The Whole Earth: Andrew Durbin on the Poetry of Etel Adnan
This week at the New Inquiry Andrew Durbin discusses the poetry of Etel Adnan, whose two volume reader, To look at the sea is to become what one is, was published this spring by Nightboat books. Durbin begins his discussion by considering Stewart Brand's 1966 petition to NASA "to release a then-rumored image it had photographed of the whole earth. He printed the question 'Why haven’t we seen a picture of the whole earth yet?' on a series of buttons and pamphlets and distributed them around the country with the help of Buckminster Fuller." NASA eventually release the photo of the Earth in its entirety, giving earth-dwellers the long sought-after selfie to end all selfies (if only). In the context of The Whole Earth campaign, Durbin writes:
As the 1966 campaign for an image of the whole earth began in the United States, the Lebanese poet, painter, journalist, and novelist Etel Adnan published her first book, Moonshots. In his introduction to Adnan’s newest collection, To look at the sea is to become what one is, Ammiel Alcalay writes that the moon was crucial to Adnan’s early work, particularly for its “virginity”—its remove from the human-caused death and disaster that marked the worldwide 1960s. Cold, beautiful, and lifeless, the moon is a specter that preemptively rhymes with those desolate places effaced by war and colonialism so familiar to Adnan. The moon offers an image of a possible earthly future where competitive forces of violence, particularly the U.S. and Soviet Union arms race, obliterate life on the planet. The moon is both an escape from and a realization of war and desolation, which were Adnan’s primary subjects throughout the 1960s and 1970s, from the Lebanese Civil War to Israel’s occupation of Palestine and the war in Vietnam. Paraphrasing the title of Adnan’s collection, “to look at the whole earth is to become what one is,” means to become big enough to understand one’s smallness, and the precarity of the ecological and political situation that characterizes life on Earth.
Adorno wrote that philosophy lives on because the moment of its realization has passed. The same could be said of poetry. Like philosophy, poetry does not “promise that it [will] be one with reality.” Instead, it is liberated to explore alternatives. This seems to be true for Etel Adnan, at least, whose works have been recently collected in the generous, two-volume set spanning her literary career. Media of any kind “lives on” because that which is more or less generally assumed to be its “task” remains unfinished, compelling it, as Adorno wrote, “to ruthlessly criticize itself.” For Adnan, poetry has been tasked with memory and memorialization, which for her it never seems to get quite right.
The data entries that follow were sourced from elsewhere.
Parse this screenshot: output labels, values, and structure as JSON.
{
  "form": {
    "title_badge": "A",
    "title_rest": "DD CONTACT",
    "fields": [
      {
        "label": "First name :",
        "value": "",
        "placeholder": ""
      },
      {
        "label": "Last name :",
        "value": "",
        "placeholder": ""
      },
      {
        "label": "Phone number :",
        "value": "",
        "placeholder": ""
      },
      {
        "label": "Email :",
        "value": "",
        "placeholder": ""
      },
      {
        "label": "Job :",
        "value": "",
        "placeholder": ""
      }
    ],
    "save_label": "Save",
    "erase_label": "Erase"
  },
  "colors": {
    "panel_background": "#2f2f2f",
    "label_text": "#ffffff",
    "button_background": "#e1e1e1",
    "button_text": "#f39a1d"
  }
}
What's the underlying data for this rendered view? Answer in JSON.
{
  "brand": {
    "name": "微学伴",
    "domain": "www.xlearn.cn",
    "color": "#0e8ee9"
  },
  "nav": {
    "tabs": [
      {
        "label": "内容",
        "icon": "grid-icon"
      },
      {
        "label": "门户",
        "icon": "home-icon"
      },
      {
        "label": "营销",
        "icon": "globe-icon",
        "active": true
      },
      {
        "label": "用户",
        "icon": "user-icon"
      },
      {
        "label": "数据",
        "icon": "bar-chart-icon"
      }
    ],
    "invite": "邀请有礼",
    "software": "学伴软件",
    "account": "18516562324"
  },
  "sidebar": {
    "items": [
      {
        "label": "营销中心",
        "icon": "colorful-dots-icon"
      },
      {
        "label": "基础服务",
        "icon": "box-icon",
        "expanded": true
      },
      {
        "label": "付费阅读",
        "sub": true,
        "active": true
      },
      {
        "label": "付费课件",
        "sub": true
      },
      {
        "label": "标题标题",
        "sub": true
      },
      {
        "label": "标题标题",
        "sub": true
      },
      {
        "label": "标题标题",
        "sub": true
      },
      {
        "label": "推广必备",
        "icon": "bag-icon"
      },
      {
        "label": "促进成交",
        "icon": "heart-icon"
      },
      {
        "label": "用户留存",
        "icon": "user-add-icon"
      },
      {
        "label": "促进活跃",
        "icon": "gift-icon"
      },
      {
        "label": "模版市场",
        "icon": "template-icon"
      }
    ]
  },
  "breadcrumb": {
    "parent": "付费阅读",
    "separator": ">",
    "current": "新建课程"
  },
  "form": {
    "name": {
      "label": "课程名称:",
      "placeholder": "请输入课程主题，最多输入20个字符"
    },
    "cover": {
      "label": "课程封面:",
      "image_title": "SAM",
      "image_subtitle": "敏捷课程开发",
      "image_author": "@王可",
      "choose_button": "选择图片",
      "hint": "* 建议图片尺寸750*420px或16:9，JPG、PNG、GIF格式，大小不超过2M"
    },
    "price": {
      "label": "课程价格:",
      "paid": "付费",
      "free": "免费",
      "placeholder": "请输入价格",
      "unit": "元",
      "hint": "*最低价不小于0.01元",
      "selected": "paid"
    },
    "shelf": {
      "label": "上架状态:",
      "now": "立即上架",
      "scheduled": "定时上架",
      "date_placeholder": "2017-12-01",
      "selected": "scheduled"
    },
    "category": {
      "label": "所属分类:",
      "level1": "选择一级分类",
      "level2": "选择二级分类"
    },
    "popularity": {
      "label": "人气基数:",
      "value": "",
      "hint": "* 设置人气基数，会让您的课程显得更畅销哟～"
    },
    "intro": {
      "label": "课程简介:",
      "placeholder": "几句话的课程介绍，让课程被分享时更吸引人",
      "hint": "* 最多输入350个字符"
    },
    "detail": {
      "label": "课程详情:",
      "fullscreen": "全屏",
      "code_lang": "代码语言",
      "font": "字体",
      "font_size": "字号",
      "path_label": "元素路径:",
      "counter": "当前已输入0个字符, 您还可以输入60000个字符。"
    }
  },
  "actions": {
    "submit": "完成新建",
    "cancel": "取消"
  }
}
Someone is always forgotten.
In her later book-length poem, Seasons, Adnan asks what could be called the general question of her poetics: “Is memory’s function to first break down, by its own means, then pick up the pieces and reassemble them, or is it multiplied?” Adnan’s poetry is largely haunted and shaped by what has been forgotten as much as what has been remembered, and as such it is explicitly a poetry of broken and reassembled pieces: places, people, histories. Writing about these pieces has been a particularly generative process for Adnan, one she has centralized in her poetics of vocalization and record keeping. Through memory loss, Adnan “discovered writing without an alphabet,” a writing of traces and of extinction.